Friday, February 15th 2013, 11:19 pm
Central Russia was awakened Friday morning by the flash and crash of a meteorite.
It exploded into splintering shrapnel, with a shock wave that blew out windows, rattled houses, and left about 1,000 people with some kind of injury.
For one Green Country student, pieces of the big hunk of iron didn't just hit close to home, literally.
Yulia Pashchenko is in the U.S. studying music and business at Oklahoma Wesleyan University.
She was probably one of the first in the state to hear the news and she says she thought it was a joke, until she saw the video from her hometown.
It wasn't a sunrise that lit up the morning sky in Chelyabinsk, Russia.
"Pretty crazy, like out of a movie or something," Pashchenko said.
It was like the movie Armageddon, some are saying—only, it was real.
2/15/2013 Related Story: Tulsa Astronomy Club Gives Insight Into Near Earth Objects
A meteorite crashed through the Earth's atmosphere, hitting Yulia Pashchenko's hometown.
"At first they just saw a big flash of light and then maybe a minute later it was a big explosion," Pashchenko said.
Her family and many of her friends live in the mountainous city, and despite being separated by sea and about 6,000 miles, the shockwave rocked Pashchenko like she was there.
"I kept calling and calling and kept skyping them," she said. "I stayed up pretty much all night, because of the time difference, talking to everyone, making sure they were all okay."
Pashchenko said her parents told her the 30 minutes following the explosion were complete mayhem. Phone lines weren't working and parents were frantic.
"The panic—there was definitely a big panic going on, because they didn't know what happened and they were trying to get their kids. Kids were crying, I mean, I can't even imagine what was happening there," she said.
School had only been in session for a few hours when the meteorite ripped through the sky. Pashchenko's parents headed straight to school, to make sure her brother and sister were safe.
"They were all scared. My brother, he's 7, he was telling me there was a big boom. He said that a lot of kids started crying," Pashchenko said. "All the windows got broken in their classroom. Some kids got hurt in their class, just from the glass."

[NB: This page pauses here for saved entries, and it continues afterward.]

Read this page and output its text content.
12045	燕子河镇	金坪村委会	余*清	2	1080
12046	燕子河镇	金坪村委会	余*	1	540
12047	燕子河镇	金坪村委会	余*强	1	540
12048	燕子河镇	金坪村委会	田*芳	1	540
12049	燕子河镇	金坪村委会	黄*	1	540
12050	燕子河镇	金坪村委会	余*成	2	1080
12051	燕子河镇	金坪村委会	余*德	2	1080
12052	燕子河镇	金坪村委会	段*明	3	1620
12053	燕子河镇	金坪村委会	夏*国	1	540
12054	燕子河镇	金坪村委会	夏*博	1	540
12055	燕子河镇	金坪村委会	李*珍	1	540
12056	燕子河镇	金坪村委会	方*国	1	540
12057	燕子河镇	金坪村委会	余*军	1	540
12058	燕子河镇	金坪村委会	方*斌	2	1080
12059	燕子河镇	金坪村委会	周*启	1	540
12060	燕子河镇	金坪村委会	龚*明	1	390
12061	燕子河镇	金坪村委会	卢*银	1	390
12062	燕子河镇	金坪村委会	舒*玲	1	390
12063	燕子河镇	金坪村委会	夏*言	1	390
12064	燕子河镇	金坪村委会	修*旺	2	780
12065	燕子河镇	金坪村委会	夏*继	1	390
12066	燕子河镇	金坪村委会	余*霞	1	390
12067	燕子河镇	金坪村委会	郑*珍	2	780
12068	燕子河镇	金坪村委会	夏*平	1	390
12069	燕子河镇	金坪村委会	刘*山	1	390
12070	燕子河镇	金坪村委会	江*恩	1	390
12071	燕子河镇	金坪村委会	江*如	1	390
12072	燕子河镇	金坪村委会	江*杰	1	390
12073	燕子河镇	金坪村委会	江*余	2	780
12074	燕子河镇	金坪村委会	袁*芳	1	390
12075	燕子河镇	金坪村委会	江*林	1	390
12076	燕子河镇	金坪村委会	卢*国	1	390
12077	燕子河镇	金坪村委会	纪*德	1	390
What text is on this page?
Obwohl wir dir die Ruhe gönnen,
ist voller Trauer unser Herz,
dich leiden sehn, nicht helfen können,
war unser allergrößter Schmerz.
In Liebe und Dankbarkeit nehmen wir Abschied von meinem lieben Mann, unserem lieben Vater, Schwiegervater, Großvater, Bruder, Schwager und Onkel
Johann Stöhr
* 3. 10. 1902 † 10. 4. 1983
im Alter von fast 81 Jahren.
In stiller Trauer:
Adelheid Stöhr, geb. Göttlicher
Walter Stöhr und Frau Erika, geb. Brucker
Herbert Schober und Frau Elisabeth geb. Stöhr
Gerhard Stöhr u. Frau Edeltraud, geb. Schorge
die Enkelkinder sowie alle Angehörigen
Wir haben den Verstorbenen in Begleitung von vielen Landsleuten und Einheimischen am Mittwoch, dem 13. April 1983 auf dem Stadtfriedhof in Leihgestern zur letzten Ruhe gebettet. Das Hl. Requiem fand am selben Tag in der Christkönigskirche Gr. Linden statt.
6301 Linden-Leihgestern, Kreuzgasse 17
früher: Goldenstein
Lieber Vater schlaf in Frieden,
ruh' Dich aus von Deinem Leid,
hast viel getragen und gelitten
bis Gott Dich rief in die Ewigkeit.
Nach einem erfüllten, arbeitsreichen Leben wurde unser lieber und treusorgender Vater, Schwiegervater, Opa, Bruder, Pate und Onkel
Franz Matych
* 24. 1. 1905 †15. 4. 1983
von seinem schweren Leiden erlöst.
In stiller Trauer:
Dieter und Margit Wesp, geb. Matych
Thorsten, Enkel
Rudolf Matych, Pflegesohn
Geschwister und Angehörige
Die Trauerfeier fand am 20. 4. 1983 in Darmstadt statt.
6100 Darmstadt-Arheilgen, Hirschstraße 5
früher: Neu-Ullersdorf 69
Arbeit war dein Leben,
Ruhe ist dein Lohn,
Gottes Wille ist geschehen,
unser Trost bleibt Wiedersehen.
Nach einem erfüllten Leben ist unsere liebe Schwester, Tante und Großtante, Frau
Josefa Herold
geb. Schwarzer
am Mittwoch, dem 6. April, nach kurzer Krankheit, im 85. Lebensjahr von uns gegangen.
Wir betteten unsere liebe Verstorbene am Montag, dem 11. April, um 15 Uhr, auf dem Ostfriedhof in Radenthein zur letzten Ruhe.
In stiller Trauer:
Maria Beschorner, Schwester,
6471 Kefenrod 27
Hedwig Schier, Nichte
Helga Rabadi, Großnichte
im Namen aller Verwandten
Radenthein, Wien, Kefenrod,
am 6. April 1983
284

The injuries were mostly minor—cuts, scrapes and bruises. Because everyone is said to be okay, Pashchenko said those in her country are already joking about what happened, so she's laughing, too.
"Nothing can wake you up better than a meteorite. So, that's for sure, coffee and a meteorite," she said.
Pashchenko's father is a pastor. She said he held a prayer meeting and apparently had a much larger crowd than normal, so they're interested to see what Sunday might bring.